Publicado por Gisele Bellucci,
é paulistana, formada em Publicidade e Propaganda, yogini, escritora e
completamente apaixonada por livros e pelas histórias que eles contam.
"Nossas dúvidas são
traidoras e nos fazem perder o que, com frequência, poderíamos ganhar, por
simples medo de arriscar." William Shakespeare
O ano era 1977. Eu nasci. E infelizmente
cresci com medo das profecias de Nostradamus para o ano de 1999. Eu fazia as
contas e sabia que viveria até os meus 22 anos, então, se o mundo ia mesmo
acabar, como eu acreditava, teria que “acelerar” o processo das coisas que eu
gostaria de realizar. Uma dessas frases assustadoras, dizia: “No ano de 1999,
sétimo mês, do céu virá o grande terror.” Lembrem-se que naquela época não
tinha internet, nem celular, nós vivíamos das notícias da TV, pura e
simplesmente, e quando esse ano foi se aproximando, só se falava disso. Eu
pensava ser muito injusto porque eu ia morrer na flor da idade e não eu não
teria tido tempo suficiente de fazer tudo o que eu gostaria de fazer. Não me
lembro bem dos anos, a ordem cronológica de tudo isso, minha mente é assim, me
desculpem, mas me lembro de ter procurado, a minha vida toda, para uma
explicação para tudo isso, uma explicação que fizesse sentido na minha mente,
quando veio o medo do cometa Halley, em 1986. Alguns diziam que tínhamos de ver
pois só passaria de novo em 75 ou 76 anos depois daquela data. Fiz as contas de
novo e vi que não estaria viva para apreciá-lo novamente. Mas algumas teorias
conspiratórias diziam que o cometa poderia se chocar com a Terra e destruir
tudo, antes mesmo do ano 2000. Aí fiquei apavorada. Vi que o tempo era meu
inimigo mesmo, e declarado. O cometa passou e eu fiquei viva.
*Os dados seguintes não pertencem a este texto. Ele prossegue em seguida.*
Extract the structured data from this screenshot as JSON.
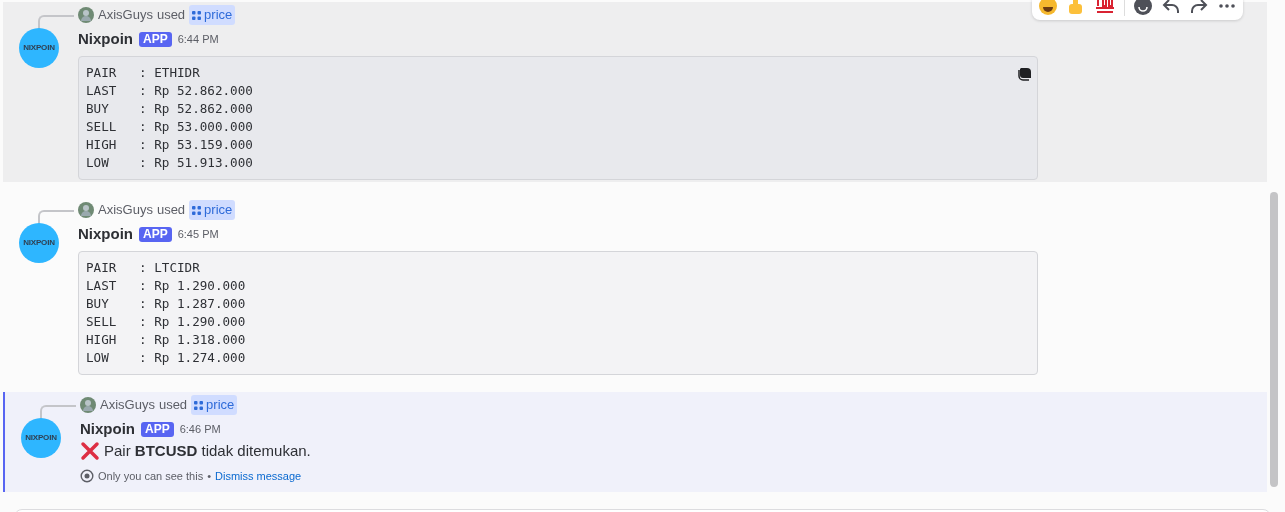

Procurei nas religiões, em quase todas, e
continuei procurando até a morte do meu pai em 1997. Nem o fim do mundo poderia
ser pior que aquilo. Parei de procurar por um tempo, passei a ser cética. Só
sei que os anos passaram, chegou o ano 2000 e nada de terrível aconteceu, a não
ser a morte do meu futuro sogro, aquele a quem eu tinha adotado como pai, já
que tinha perdido o meu. Então eu comecei a perceber que sobrevivia às dores,
às perdas, pode ser que eu não soubesse lidar com isso da melhor maneira
possível, mas eu sobrevivia!
Depois do meu período cético, continuei minha
busca pela explicação onde tudo faria sentido na minha cabeça. Depois de ter
passado por uma dor muito grande, a de um aborto, cheguei a algumas respostas e
acreditei que poderia estar ali, que na verdade, sempre esteve tão perto de mim
e eu não enxergava. Aí fiquei tranquila. Estava tudo dentro de mim, eu escolhia
pelo que ia passar ou não, bastava escolher, decidir. Mas não era tão fácil
assim, a mente é uma máquina muito bem projetada, graças a Deus! Não bastava
querer, temos que sentir, que acreditar. E não é tão fácil de se acreditar
quando se tem mais de 30 anos. Vamos nos protegendo de tudo e de todos, que não
deixamos muitas coisas se aproximarem de nós por medo, medo até do amor que
sentimos. Porque vem a dúvida: “será que somos correspondidos? ”. Com os anos,
ficamos desconfiados dos sentimentos que os outros podem ter em relação à nós.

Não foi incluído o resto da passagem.